The report also said that the fire department didn’t have any backup plans, noting that firefighters had not figured out what they would if the ranger’s boat had capsized, and there were no life preservers in the boat for the teens to put on for the ride back across the water.
Anderson was in the water during the first failed boat rescue and the second successful pass. But sometime between the two, the two teens — Chet Aden and Ashley Jordan — started yelling, telling firefighters that Anderson was in trouble, according to the report.
Gorman’s report also said that the firefighters didn’t use the right equipment — pulleys and other devices — to bring Anderson back to shore. He was tethered around a utility pole, and that in itself posed a danger because had the pole broken, Anderson would have been swept away, he said.
“The amount of friction around the pole had to be tremendous,” Gorman wrote.
Walker said the fire department has used the criticism from the report to improve.
Since Anderson’s death, the fire department has established a mutual aid pact with the Elyria water rescue team, it has purchased additional equipment and has a second boat.

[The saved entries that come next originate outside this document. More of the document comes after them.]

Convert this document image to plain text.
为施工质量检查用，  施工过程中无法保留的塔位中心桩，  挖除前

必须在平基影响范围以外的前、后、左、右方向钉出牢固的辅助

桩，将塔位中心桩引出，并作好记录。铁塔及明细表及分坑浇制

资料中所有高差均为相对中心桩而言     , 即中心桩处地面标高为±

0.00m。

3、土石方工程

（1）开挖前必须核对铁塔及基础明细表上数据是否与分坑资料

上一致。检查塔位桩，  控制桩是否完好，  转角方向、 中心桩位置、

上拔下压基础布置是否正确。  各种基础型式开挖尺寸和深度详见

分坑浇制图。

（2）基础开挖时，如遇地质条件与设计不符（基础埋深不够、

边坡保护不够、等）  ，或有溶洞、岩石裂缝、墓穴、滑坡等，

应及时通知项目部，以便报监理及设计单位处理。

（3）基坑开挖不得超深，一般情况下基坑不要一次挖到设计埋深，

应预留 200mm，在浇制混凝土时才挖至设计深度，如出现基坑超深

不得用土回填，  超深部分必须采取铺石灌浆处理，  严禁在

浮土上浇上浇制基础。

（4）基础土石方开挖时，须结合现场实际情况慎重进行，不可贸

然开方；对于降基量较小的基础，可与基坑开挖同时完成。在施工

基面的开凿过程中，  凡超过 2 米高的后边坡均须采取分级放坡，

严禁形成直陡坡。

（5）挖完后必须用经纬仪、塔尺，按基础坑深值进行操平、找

Also, 10 firefighters — as compared with the previous four — are trained for water rescues.
The department also has assigned Lt. Troy Pitts to prepare assessments of likely flood sites so firefighters will know what they are in for when they report to a rescue call, he said.

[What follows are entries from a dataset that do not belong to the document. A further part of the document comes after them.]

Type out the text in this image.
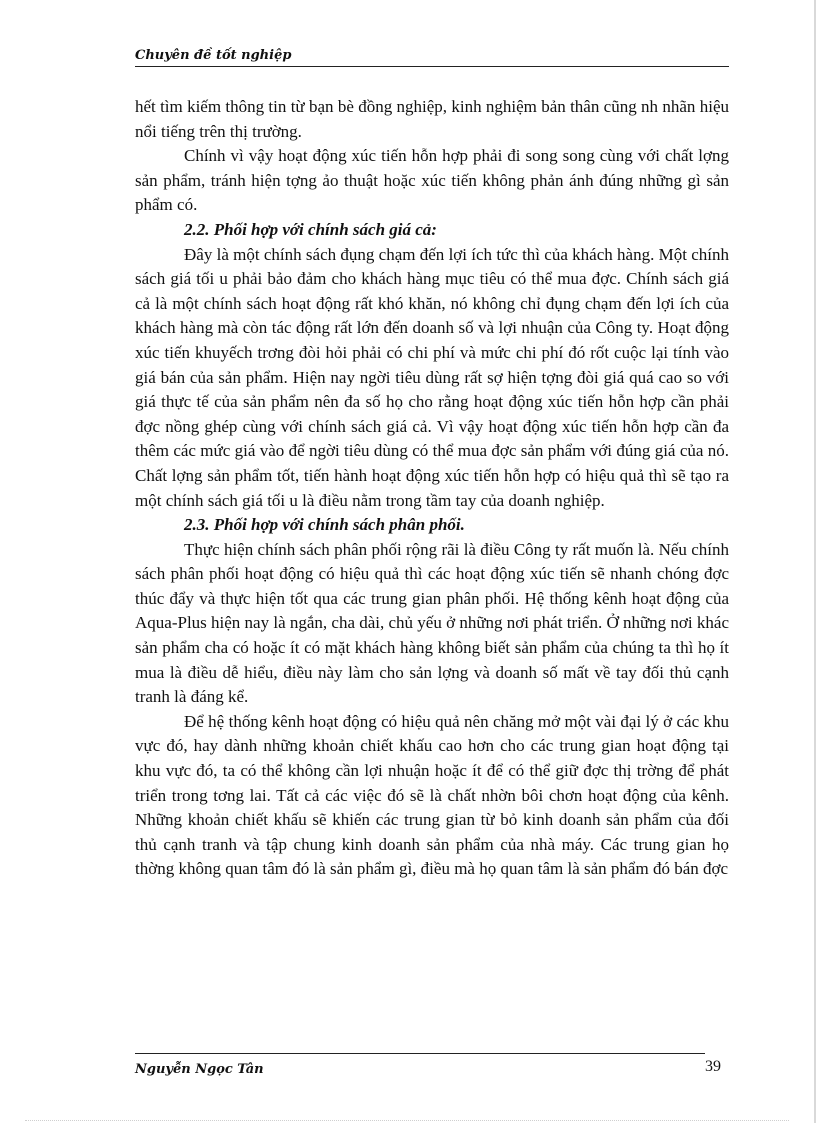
Chuyên đề tốt nghiệp

hết tìm kiếm thông tin từ bạn bè đồng nghiệp, kinh nghiệm bản thân cũng nh nhãn hiệu nổi tiếng trên thị trường.

Chính vì vậy hoạt động xúc tiến hỗn hợp phải đi song song cùng với chất lợng sản phẩm, tránh hiện tợng ảo thuật hoặc xúc tiến không phản ánh đúng những gì sản phẩm có.

2.2. Phối hợp với chính sách giá cả:

Đây là một chính sách đụng chạm đến lợi ích tức thì của khách hàng. Một chính sách giá tối u phải bảo đảm cho khách hàng mục tiêu có thể mua đợc. Chính sách giá cả là một chính sách hoạt động rất khó khăn, nó không chỉ đụng chạm đến lợi ích của khách hàng mà còn tác động rất lớn đến doanh số và lợi nhuận của Công ty. Hoạt động xúc tiến khuyếch trơng đòi hỏi phải có chi phí và mức chi phí đó rốt cuộc lại tính vào giá bán của sản phẩm. Hiện nay ngời tiêu dùng rất sợ hiện tợng đòi giá quá cao so với giá thực tế của sản phẩm nên đa số họ cho rằng hoạt động xúc tiến hỗn hợp cần phải đợc nồng ghép cùng với chính sách giá cả. Vì vậy hoạt động xúc tiến hỗn hợp cần đa thêm các mức giá vào để ngời tiêu dùng có thể mua đợc sản phẩm với đúng giá của nó. Chất lợng sản phẩm tốt, tiến hành hoạt động xúc tiến hỗn hợp có hiệu quả thì sẽ tạo ra một chính sách giá tối u là điều nằm trong tầm tay của doanh nghiệp.

2.3. Phối hợp với chính sách phân phối.

Thực hiện chính sách phân phối rộng rãi là điều Công ty rất muốn là. Nếu chính sách phân phối hoạt động có hiệu quả thì các hoạt động xúc tiến sẽ nhanh chóng đợc thúc đẩy và thực hiện tốt qua các trung gian phân phối. Hệ thống kênh hoạt động của Aqua-Plus hiện nay là ngắn, cha dài, chủ yếu ở những nơi phát triển. Ở những nơi khác sản phẩm cha có hoặc ít có mặt khách hàng không biết sản phẩm của chúng ta thì họ ít mua là điều dễ hiểu, điều này làm cho sản lợng và doanh số mất về tay đối thủ cạnh tranh là đáng kể.

Để hệ thống kênh hoạt động có hiệu quả nên chăng mở một vài đại lý ở các khu vực đó, hay dành những khoản chiết khấu cao hơn cho các trung gian hoạt động tại khu vực đó, ta có thể không cần lợi nhuận hoặc ít để có thể giữ đợc thị trờng để phát triển trong tơng lai. Tất cả các việc đó sẽ là chất nhờn bôi chơn hoạt động của kênh. Những khoản chiết khấu sẽ khiến các trung gian từ bỏ kinh doanh sản phẩm của đối thủ cạnh tranh và tập chung kinh doanh sản phẩm của nhà máy. Các trung gian họ thờng không quan tâm đó là sản phẩm gì, điều mà họ quan tâm là sản phẩm đó bán đợc

Nguyễn Ngọc Tân	39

In addition, permanent signs, which are folded down when not needed, warn motorists of flooding on Pitts Road, Hawley and Cemetery roads and Jones Road, east of state Route 58. Devices showing the water levels have been installed on Pitts and Jones roads, the chief said.
Walker said despite the criticism, Gorman’s report did back up some of the department’s efforts on the day Anderson died.

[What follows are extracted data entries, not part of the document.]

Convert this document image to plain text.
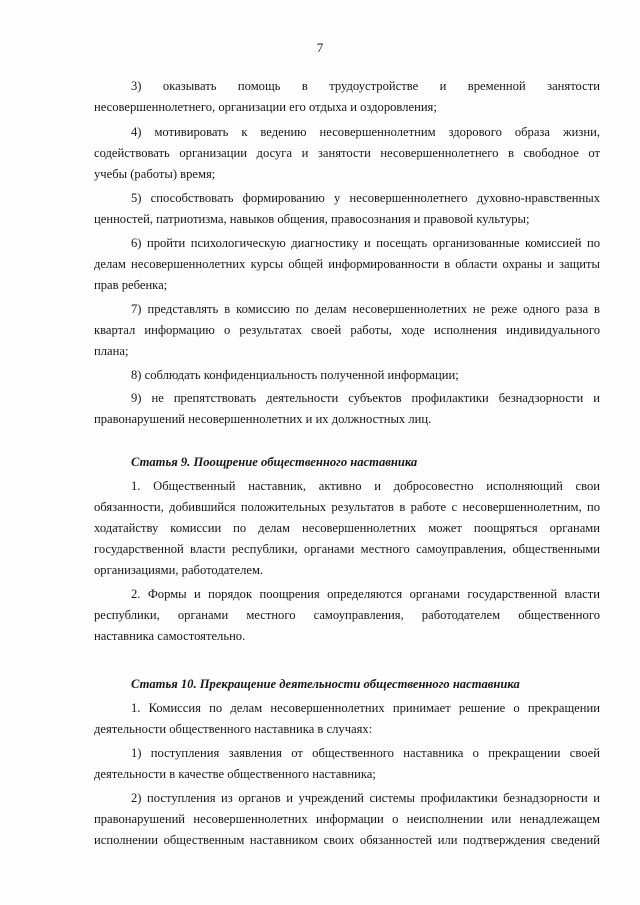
7
3)      оказывать      помощь      в      трудоустройстве      и      временной      занятости
несовершеннолетнего, организации его отдыха и оздоровления;
4) мотивировать к ведению несовершеннолетним здорового образа жизни,
содействовать организации досуга и занятости несовершеннолетнего в свободное от
учебы (работы) время;
5) способствовать формированию у несовершеннолетнего духовно-нравственных
ценностей, патриотизма, навыков общения, правосознания и правовой культуры;
6) пройти психологическую диагностику и посещать организованные комиссией по
делам несовершеннолетних курсы общей информированности в области охраны и защиты
прав ребенка;
7) представлять в комиссию по делам несовершеннолетних не реже одного раза в
квартал информацию о результатах своей работы, ходе исполнения индивидуального
плана;
8) соблюдать конфиденциальность полученной информации;
9) не препятствовать деятельности субъектов профилактики безнадзорности и
правонарушений несовершеннолетних и их должностных лиц.
Статья 9. Поощрение общественного наставника
1. Общественный наставник, активно и добросовестно исполняющий свои
обязанности, добившийся положительных результатов в работе с несовершеннолетним, по
ходатайству комиссии по делам несовершеннолетних может поощряться органами
государственной власти республики, органами местного самоуправления, общественными
организациями, работодателем.
2. Формы и порядок поощрения определяются органами государственной власти
республики,    органами    местного    самоуправления,    работодателем    общественного
наставника самостоятельно.
Статья 10. Прекращение деятельности общественного наставника
1. Комиссия по делам несовершеннолетних принимает решение о прекращении
деятельности общественного наставника в случаях:
1) поступления заявления от общественного наставника о прекращении своей
деятельности в качестве общественного наставника;
2) поступления из органов и учреждений системы профилактики безнадзорности и
правонарушений несовершеннолетних информации о неисполнении или ненадлежащем
исполнении общественным наставником своих обязанностей или подтверждения сведений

Gorman wrote that firefighters acted correctly when they first tried to rescue the teens using “throw bags” with 60 to 70 feet of line. When the lines didn’t reach the teens, the rescuers’ next effort was to secure themselves to shore with lines manned by other rescue workers in hopes of getting them close enough for the throw bags to reach the teens.
But dense foliage and the turbulent water forced them back without ever reaching the teens. That’s when Anderson suited up to enter the water.
Carrying a rescue board and two lifejackets, Anderson lost his footing when he got to the road where he encountered “much more water force in a shallower area,” according to the report.
A rescue line was attached to the left side of his chest on a sliding device, which was not the optimal arrangement, Gorman wrote.
“Many people in water rescue insist the line be attached to the back ONLY,” Gorman’s report stated. “This position allows the rescuer to face downstream and allows any water to pass over the back of the head rather than onto the face.”
Gorman also said there were some unexplained issues involving Anderson’s death, including a tear in the chest area of his life jacket, which only would have occurred if he’d been pulled in a feet-first position. None of the video shot of the firefighters’ efforts that day show Anderson being pulled in that manner, Gorman wrote.